La propaganda inoltre fa leva sulle emozioni, che devono
essere estremizzate a comando quando vi è necessità a riguardo. La comunicazione
televisiva poggia su questi gradini: senza un’adeguata spolverata di sensazionalismo
stenta a farsi strada tra le psicologie delle folle fino a non arrivare al suo obiettivo
principale: modificare i comportamenti ed influenzare le opinioni. Non sorprende
dunque che tutta la retorica bellica che è iniziata due anni fa continui ancora
oggi a colpire l’immaginario collettivo. Paletti ideologici erano e tali sono
rimasti nonostante l’evidente cambio di narrativa che ha portato nei salotti
televisivi prima i virologi e poi gli analisti geopolitici; nel mentre il mare
magnum di infodemia programmata e di guerra psicologica persiste abbagliando le
menti deboli che non si accorgono che mentre si parla delle dinamiche geopolitiche
dall’altra persistono le misure adottate nell’emergenza precedente. Siamo talmente
abituati, o meglio sono talmente abituati gli italiani, che non si sono nemmeno
resi conto del cambio di casacca dell’emergenza. E così, tra paura e rassegnazione,
ci addentriamo ad una nuova fase di crisi programmate che dovrebbe avere come fine
il Grande Reset (decarbonizzazione, globalizzazione e digitalizzazione totale), un grande stravolgimento delle economie occidentali in
funzione di un riassetto sociale deciso dalle elitè occidentali.
E proprio il guru del Reset Klaus Schwab ci da una mano in
merito alla vicenda.

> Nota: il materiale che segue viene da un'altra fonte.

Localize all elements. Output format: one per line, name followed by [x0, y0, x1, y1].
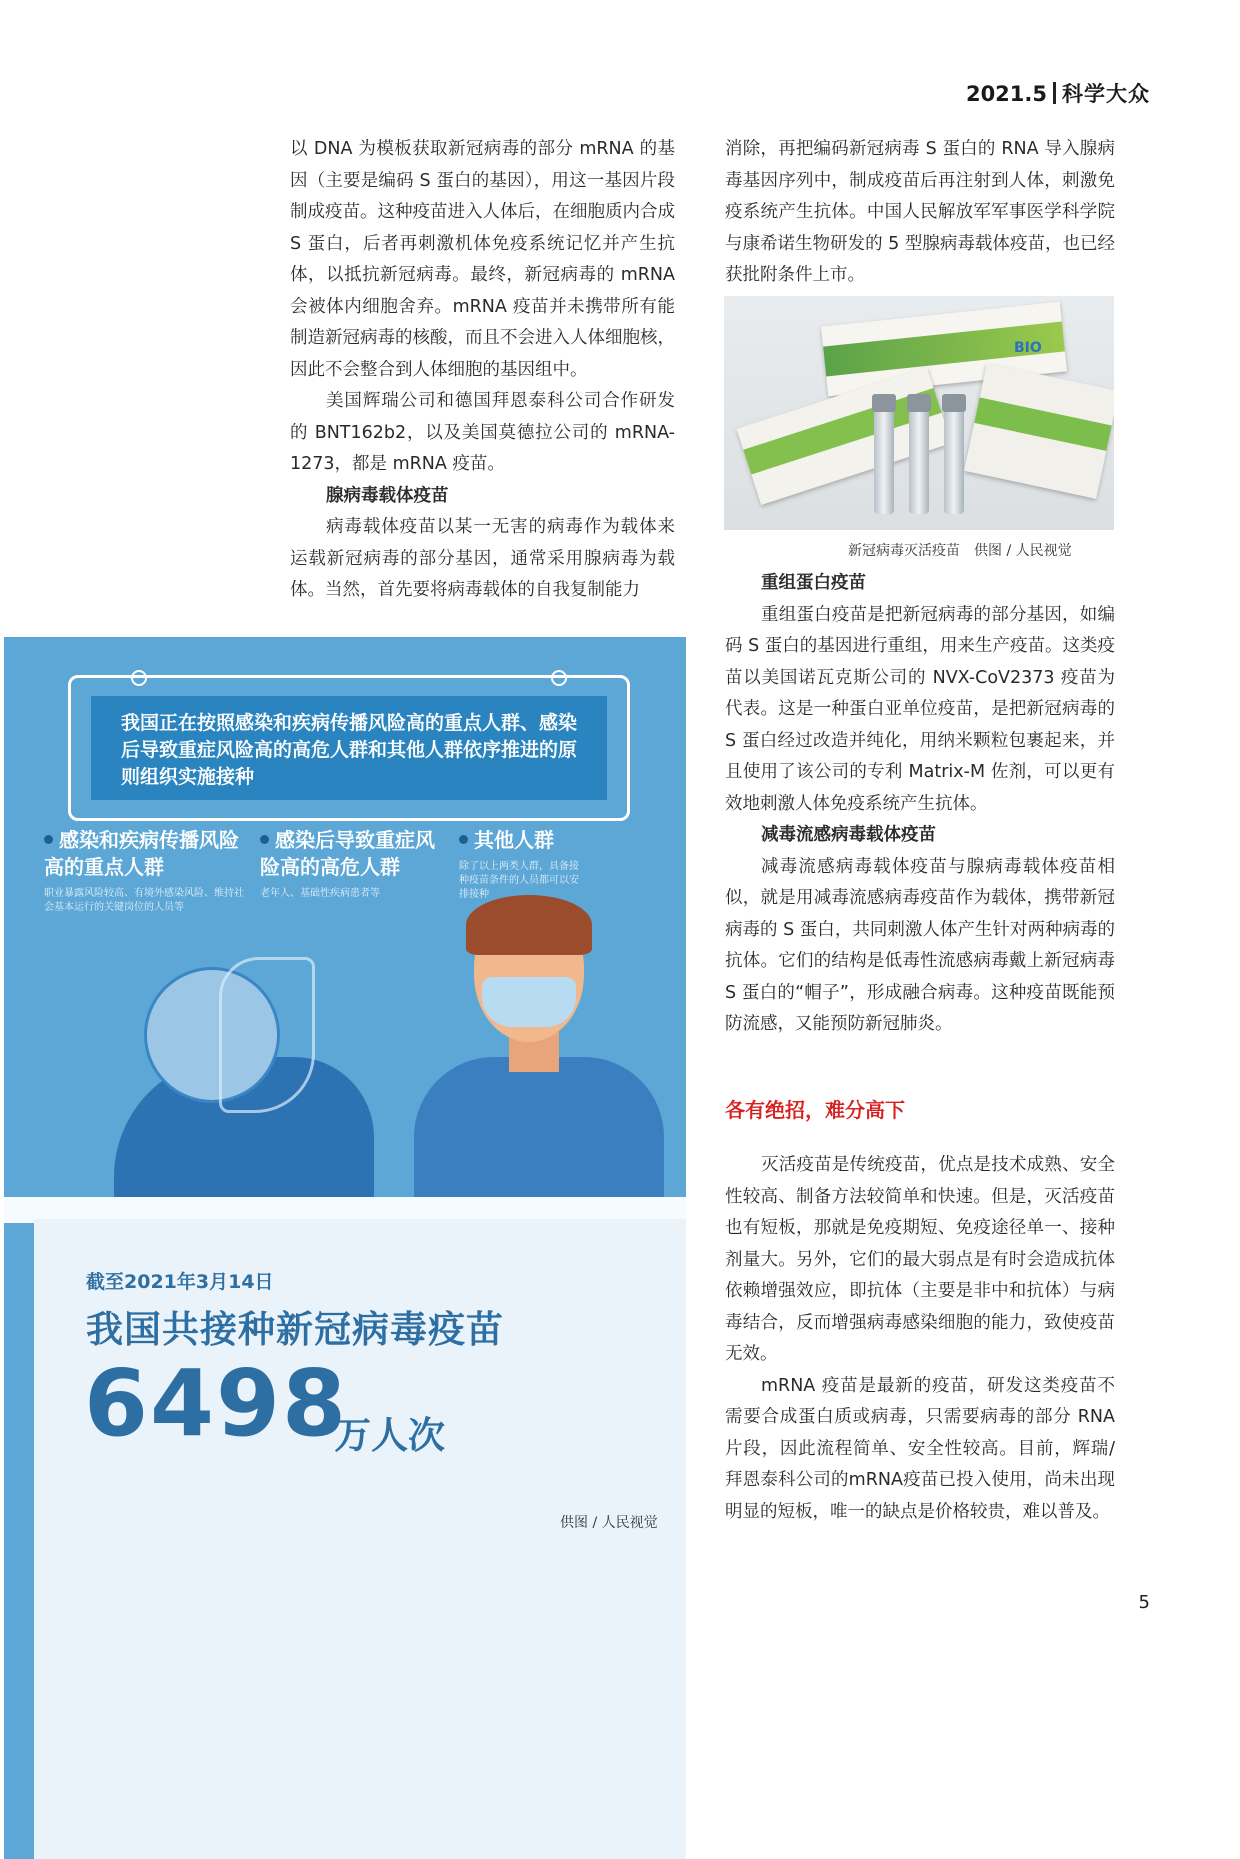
paragraph: 灭活疫苗是传统疫苗，优点是技术成熟、安全性较高、制备方法较简单和快速。但是，灭活疫苗也有短板，那就是免疫期短、免疫途径单一、接种剂量大。另外，它们的最大弱点是有时会造成抗体依赖增强效应，即抗体（主要是非中和抗体）与病毒结合，反而增强病毒感染细胞的能力，致使疫苗无效。	[725, 1155, 1115, 1364]
priority-group	[260, 827, 450, 901]
paragraph: mRNA 疫苗是最新的疫苗，研发这类疫苗不需要合成蛋白质或病毒，只需要病毒的部分 RNA 片段，因此流程简单、安全性较高。目前，辉瑞/拜恩泰科公司的mRNA疫苗已投入使用，尚未出现明显的短板，唯一的缺点是价格较贵，难以普及。	[725, 1375, 1115, 1522]
paragraph: 消除，再把编码新冠病毒 S 蛋白的 RNA 导入腺病毒基因序列中，制成疫苗后再注射到人体，刺激免疫系统产生抗体。中国人民解放军军事医学科学院与康希诺生物研发的 5 型腺病毒载体疫苗，也已经获批附条件上市。	[725, 139, 1115, 285]
page-header	[966, 78, 1150, 108]
notice-board	[68, 675, 630, 821]
vial	[944, 404, 964, 514]
subheading: 减毒流感病毒载体疫苗	[761, 825, 936, 845]
subheading: 腺病毒载体疫苗	[326, 485, 449, 506]
right-column-top	[725, 134, 1115, 292]
group-title: 其他人群	[474, 828, 554, 852]
board-text: 我国正在按照感染和疾病传播风险高的重点人群、感染后导致重症风险高的高危人群和其他人群依序推进的原则组织实施接种	[121, 712, 578, 788]
group-title: 感染后导致重症风险高的高危人群	[260, 828, 435, 879]
group-description: 老年人、基础性疾病患者等	[260, 888, 380, 899]
statistic-date: 截至2021年3月14日	[86, 1271, 274, 1293]
vial	[874, 404, 894, 514]
statistic-unit: 万人次	[334, 1414, 445, 1457]
photo-caption: 新冠病毒灭活疫苗 供图 / 人民视觉	[848, 543, 1072, 559]
face-shield	[219, 957, 315, 1113]
vial	[909, 404, 929, 514]
page-number: 5	[1138, 1592, 1150, 1613]
left-column	[290, 134, 675, 607]
paragraph: 美国辉瑞公司和德国拜恩泰科公司合作研发的 BNT162b2，以及美国莫德拉公司的 mRNA-1273，都是 mRNA 疫苗。	[290, 391, 675, 474]
right-column-middle	[725, 568, 1115, 1041]
paragraph: 以 DNA 为模板获取新冠病毒的部分 mRNA 的基因（主要是编码 S 蛋白的基因），用这一基因片段制成疫苗。这种疫苗进入人体后，在细胞质内合成 S 蛋白，后者再刺激机体免疫系统记忆并产生抗体，以抵抗新冠病毒。最终，新冠病毒的 mRNA 会被体内细胞舍弃。mRNA 疫苗并未携带所有能制造新冠病毒的核酸，而且不会进入人体细胞核，因此不会整合到人体细胞的基因组中。	[290, 139, 675, 380]
right-column-bottom	[725, 1150, 1115, 1528]
vaccination-poster	[4, 637, 686, 1859]
statistic-headline: 我国共接种新冠病毒疫苗	[86, 1308, 504, 1351]
section-title: 各有绝招，难分高下	[725, 1098, 905, 1122]
group-description: 除了以上两类人群，具备接种疫苗条件的人员都可以安排接种	[459, 861, 579, 900]
face-mask	[482, 977, 576, 1027]
group-description: 职业暴露风险较高、有境外感染风险、维持社会基本运行的关键岗位的人员等	[44, 888, 244, 913]
paragraph: 重组蛋白疫苗是把新冠病毒的部分基因，如编码 S 蛋白的基因进行重组，用来生产疫苗。这类疫苗以美国诺瓦克斯公司的 NVX-CoV2373 疫苗为代表。这是一种蛋白亚单位疫苗，是把新冠病毒的 S 蛋白经过改造并纯化，用纳米颗粒包裹起来，并且使用了该公司的专利 Matrix-M 佐剂，可以更有效地刺激人体免疫系统产生抗体。	[725, 604, 1115, 814]
poster-caption: 供图 / 人民视觉	[560, 1515, 658, 1531]
paragraph: 减毒流感病毒载体疫苗与腺病毒载体疫苗相似，就是用减毒流感病毒疫苗作为载体，携带新冠病毒的 S 蛋白，共同刺激人体产生针对两种病毒的抗体。它们的结构是低毒性流感病毒戴上新冠病毒 S 蛋白的“帽子”，形成融合病毒。这种疫苗既能预防流感，又能预防新冠肺炎。	[725, 856, 1115, 1034]
paragraph: 病毒载体疫苗以某一无害的病毒作为载体来运载新冠病毒的部分基因，通常采用腺病毒为载体。当然，首先要将病毒载体的自我复制能力	[290, 517, 675, 600]
header-divider	[1053, 82, 1056, 104]
vaccine-photo	[724, 296, 1114, 530]
patient-hair	[466, 895, 592, 955]
vaccine-box	[964, 363, 1114, 499]
issue-number: 2021.5	[965, 82, 1047, 106]
box-logo: BIO	[1014, 340, 1042, 356]
subheading: 重组蛋白疫苗	[761, 573, 866, 593]
priority-group	[44, 827, 244, 915]
group-title: 感染和疾病传播风险高的重点人群	[44, 828, 239, 879]
priority-group	[459, 827, 579, 902]
statistic-number: 6498	[84, 1350, 349, 1457]
magazine-name: 科学大众	[1062, 81, 1150, 106]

In un suo breve scritto apparso sul sito del WEF ha dichiarato di sostenere apertamente l’Ucraina e che il suo concilio farà da ponte per la riappacificazione
tra i paesi. Più che un’affermazione benevola nei confronti del popolo sembra quasi
un modo politicamente accettabile di cambiare narrazione, del resto l’ingegnere
tedesco aveva già definito la pandemia come opportunità per “migliorare il
mondo” dando vita a strutture resilienti e sostenibili; e non si dimentichi il
lancio del suo The Great Narrative, un volume intriso di utopia e di decrescita
felice che fa accenno proprio al sacrificio come virtù del cittadino globale. La
stessa retorica viene usata nel contesto bellico e questo ci porta ad una considerazione:
le due emergenze provocano gli stessi effetti e sono nate entrambe seguendo un
timing quantomeno discutibile. Prima dell’immersione massmediale della guerra
la pandemia stava letteralmente franando. Ma come per magia ha dato il
testimone ad un altro terrore mediatico, questa volta già strutturato a
differenza di un paio di anni fa. I media non hanno fatto altro che far fagocitare
all’opinione pubblica europea un nuovo nemico, un nuovo capro espiatorio, il
quale si merita di essere ghettizzato e marginalizzato. E il World Economic
Forum, non l’unico ma senza alcun dubbio uno dei centri di potere più influenti
attualmente, ha colto la palla al balzo per scrivere una nuova pagina di
infodemia a cui, purtroppo, ci stiamo pericolosamente abituando. Del resto, lo stesso Schwab, lo scorso 19 novembre 2020 ce lo aveva detto chiaramente: la vita di prima non tornerà più.
In particolare il conflitto russo-ucraino sta rafforzando alcuni dei punti dell'Agenda di Davos, soprattutto in Europa, scenario principale scelto dal Forum. In particolare l'incertezza economica porterà:
1.ad un drastico ridimensionamento della forza lavoro globale a causa dell'incertezza dovuta ad una economia morente.
2. alla centralità degli Obiettivi di sviluppo sostenibile delle Nazioni Unite e l'utopia delle emissioni zero.
3.alla trasformazione del settore agricolo (l'Ucraina fornisce gran parte del grano e delle materi prime alimentari) sdoganando la convergenza dell'industria della biologia sintetica con quella delle tecnologie digitali.
4.alla digitalizzazione dell'economia e del lavoro, con un particolare riferimento allo smart working visti i rincari del prezzo dei carburanti.